Products became increasingly uncompetitive. In addition, pension plans to
support 650,000 retirees and their dependents (compared with 80,000 active
employees in N. America as of 2010) rose to 4.8% of GM’s annual expenses
jm
February 28th, 2011
11:15 pm
How many years left for the USA?…….
jm
February 28th, 2011
11:16 pm
http://www.usdebtclock.org/
the clock doesn’t stop ticking.
tick.
tock.
Midori
February 28th, 2011
11:54 pm
ok, now the propagandists have resorted to talking to themselves.
Pitiful
Night all…………
TnGelding
March 1st, 2011
2:29 am
I think they’re bluffing. When Zandi talks, I listen. I hope this message spreads rapidly. The GOP is trying to undermine the recovery. Let’s send Congress and their bloated, elite staffs home!
TnGelding
March 1st, 2011
2:34 am
The USA is alive and ‘ticking’ .Our GDP is nearly 3 times that of second place China and we’re still the number one manufacturer in the world. Buying American will hasten the recovery. Those that invested in an education are doing quite well, thank you, as is corporate America.
TaxPayer
March 1st, 2011
6:59 am
Canada’s Radio Act requires that “a licenser may not broadcast….any false or misleading news.” The provision has kept Fox News and right wing talk radio out of Canada.

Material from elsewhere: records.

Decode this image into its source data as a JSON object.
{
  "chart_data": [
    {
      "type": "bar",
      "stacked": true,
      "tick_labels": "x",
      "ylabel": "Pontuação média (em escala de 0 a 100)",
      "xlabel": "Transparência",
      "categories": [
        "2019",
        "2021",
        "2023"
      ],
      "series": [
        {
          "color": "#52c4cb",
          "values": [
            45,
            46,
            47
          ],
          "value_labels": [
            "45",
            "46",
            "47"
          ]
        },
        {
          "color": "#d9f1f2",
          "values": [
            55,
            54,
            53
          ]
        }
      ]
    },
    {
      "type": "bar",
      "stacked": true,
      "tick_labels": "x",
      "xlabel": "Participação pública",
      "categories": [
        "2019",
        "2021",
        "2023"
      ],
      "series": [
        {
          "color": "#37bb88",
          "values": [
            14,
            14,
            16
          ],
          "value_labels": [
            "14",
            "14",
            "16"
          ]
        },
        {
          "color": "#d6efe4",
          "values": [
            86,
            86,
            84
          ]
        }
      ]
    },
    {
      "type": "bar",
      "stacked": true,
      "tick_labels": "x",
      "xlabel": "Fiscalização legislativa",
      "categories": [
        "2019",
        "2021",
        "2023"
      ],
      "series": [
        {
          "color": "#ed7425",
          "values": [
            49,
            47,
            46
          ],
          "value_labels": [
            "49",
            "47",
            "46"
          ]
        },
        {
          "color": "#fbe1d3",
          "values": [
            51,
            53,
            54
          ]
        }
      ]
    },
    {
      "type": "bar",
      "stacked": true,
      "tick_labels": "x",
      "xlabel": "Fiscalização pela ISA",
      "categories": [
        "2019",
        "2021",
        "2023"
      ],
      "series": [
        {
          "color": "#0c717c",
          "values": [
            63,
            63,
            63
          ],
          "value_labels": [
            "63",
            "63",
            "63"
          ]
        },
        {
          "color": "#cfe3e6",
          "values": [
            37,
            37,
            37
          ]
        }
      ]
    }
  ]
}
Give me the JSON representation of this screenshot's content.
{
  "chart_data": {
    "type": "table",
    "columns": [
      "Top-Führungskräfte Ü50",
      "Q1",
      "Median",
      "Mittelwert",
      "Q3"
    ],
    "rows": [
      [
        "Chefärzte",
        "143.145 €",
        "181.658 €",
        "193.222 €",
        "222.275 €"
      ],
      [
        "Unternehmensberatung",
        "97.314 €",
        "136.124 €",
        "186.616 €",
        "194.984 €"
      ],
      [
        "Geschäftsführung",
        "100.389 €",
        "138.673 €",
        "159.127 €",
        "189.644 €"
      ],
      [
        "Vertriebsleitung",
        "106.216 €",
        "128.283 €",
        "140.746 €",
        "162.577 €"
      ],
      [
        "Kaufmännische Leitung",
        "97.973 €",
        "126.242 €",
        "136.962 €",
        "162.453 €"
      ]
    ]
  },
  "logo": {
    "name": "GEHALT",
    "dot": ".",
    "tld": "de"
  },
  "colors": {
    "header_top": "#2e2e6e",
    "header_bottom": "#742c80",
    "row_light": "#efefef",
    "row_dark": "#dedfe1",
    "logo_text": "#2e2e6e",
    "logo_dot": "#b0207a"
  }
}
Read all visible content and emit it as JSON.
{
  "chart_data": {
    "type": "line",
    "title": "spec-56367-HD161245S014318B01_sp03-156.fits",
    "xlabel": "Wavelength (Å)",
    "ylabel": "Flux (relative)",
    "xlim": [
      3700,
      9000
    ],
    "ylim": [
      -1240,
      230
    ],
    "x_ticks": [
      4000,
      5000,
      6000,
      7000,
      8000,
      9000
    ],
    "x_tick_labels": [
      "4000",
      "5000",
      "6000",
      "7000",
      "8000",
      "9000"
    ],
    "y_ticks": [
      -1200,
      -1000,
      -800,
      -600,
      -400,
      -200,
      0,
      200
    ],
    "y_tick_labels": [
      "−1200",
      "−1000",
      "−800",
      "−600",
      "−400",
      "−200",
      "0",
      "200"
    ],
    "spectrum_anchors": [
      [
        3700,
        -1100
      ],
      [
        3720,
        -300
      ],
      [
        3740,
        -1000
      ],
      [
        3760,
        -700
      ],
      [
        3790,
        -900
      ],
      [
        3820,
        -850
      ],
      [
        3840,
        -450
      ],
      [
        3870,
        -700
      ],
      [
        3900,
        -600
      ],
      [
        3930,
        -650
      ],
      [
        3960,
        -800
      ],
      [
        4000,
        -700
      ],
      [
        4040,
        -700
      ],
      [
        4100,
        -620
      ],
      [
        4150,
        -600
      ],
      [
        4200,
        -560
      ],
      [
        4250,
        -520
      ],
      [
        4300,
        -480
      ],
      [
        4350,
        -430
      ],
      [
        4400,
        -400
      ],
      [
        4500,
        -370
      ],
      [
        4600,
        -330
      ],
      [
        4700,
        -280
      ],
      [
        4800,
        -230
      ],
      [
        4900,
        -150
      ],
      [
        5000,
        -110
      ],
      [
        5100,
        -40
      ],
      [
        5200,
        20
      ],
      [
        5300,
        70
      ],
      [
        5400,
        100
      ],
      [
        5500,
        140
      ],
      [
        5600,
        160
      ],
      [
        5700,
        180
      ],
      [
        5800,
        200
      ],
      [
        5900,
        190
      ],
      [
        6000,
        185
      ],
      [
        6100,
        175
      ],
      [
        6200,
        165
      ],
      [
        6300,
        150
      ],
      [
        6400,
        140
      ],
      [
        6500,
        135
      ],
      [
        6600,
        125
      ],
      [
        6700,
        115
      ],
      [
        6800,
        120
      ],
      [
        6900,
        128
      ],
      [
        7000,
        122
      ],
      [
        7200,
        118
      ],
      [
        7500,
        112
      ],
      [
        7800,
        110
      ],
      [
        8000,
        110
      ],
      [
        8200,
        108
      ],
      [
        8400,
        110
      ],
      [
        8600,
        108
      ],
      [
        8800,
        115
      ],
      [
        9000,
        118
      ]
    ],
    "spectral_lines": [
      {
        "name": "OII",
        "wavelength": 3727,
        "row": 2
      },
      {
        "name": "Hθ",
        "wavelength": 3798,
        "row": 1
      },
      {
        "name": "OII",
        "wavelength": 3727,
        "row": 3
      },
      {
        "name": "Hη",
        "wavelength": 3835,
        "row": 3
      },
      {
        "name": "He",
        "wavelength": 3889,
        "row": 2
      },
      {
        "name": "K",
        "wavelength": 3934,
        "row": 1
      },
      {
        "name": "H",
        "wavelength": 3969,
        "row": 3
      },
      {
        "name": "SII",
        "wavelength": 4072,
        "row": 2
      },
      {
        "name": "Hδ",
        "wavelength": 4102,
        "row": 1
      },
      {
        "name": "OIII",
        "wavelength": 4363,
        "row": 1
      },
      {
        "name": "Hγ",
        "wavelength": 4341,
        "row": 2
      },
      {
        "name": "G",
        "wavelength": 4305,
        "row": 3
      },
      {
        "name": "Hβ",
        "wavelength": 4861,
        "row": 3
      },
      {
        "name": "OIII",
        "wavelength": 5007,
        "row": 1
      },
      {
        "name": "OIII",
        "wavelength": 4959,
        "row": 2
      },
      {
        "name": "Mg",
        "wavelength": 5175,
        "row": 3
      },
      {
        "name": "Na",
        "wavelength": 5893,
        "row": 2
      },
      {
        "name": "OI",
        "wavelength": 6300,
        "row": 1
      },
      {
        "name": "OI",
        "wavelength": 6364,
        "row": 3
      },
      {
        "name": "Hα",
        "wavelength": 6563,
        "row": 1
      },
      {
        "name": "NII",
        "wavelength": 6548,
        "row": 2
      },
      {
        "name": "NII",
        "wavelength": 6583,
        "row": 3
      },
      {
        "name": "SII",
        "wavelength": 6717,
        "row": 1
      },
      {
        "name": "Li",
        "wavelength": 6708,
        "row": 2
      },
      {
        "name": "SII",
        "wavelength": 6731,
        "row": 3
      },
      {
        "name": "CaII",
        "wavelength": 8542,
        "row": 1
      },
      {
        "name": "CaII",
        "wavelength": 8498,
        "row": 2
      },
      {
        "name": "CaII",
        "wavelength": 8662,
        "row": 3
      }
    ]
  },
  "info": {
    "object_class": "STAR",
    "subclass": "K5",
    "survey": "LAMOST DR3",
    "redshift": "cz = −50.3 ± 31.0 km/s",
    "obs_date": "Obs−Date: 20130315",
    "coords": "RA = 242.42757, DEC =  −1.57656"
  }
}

You don’t say! Who would have ever guessed that one. Too bad we don’t have the same rules.
Moodys Analytics
March 1st, 2011
9:16 am
Government mandates and spending often has a varying impact on taxpayers, as well as unintended consequences such as influencing unemployment and the housing market. Additional consumer credit analysis and Moody’s Analytics’ Mark Zandi commentary is available at:
http://www.moodysanalytics.com/Products-and-Solutions/Economic-Consumer-Credit-Analytics/Economic-Research/Global-Macro-Dismal-Scientist.aspx
K Kiefer
March 1st, 2011
1:36 pm
Here’s the info you asked for, Jay.
http://online.wsj.com/article/SB10001424052748703749504576172942399165436.html?mod=WSJ_hp_mostpop_read
First we’re told that trillions in stimulus are needed for jobs, and when that doesn’t work, we’re told stopping the spending will cost jobs?!
Charles Cicco
March 3rd, 2011
2:38 pm
So many people overlook the Bush tax cuts and that starting and botching two wars and spending on the military like drunken sailors is what contributed to the deficit. NOT OBAMA’S FAULT! He is only stuck with the consequences and is severely constrained because of the actions of that gang of psychopaths who damaged this country during the Bush years. Why should he be complicit in welching on the “entitlement” obligations. Such actions would destroy the Democratic party. I hope the Democrats are not stampeded into doing anything stupid because the Republican weasels would immediately blame them and celebrate.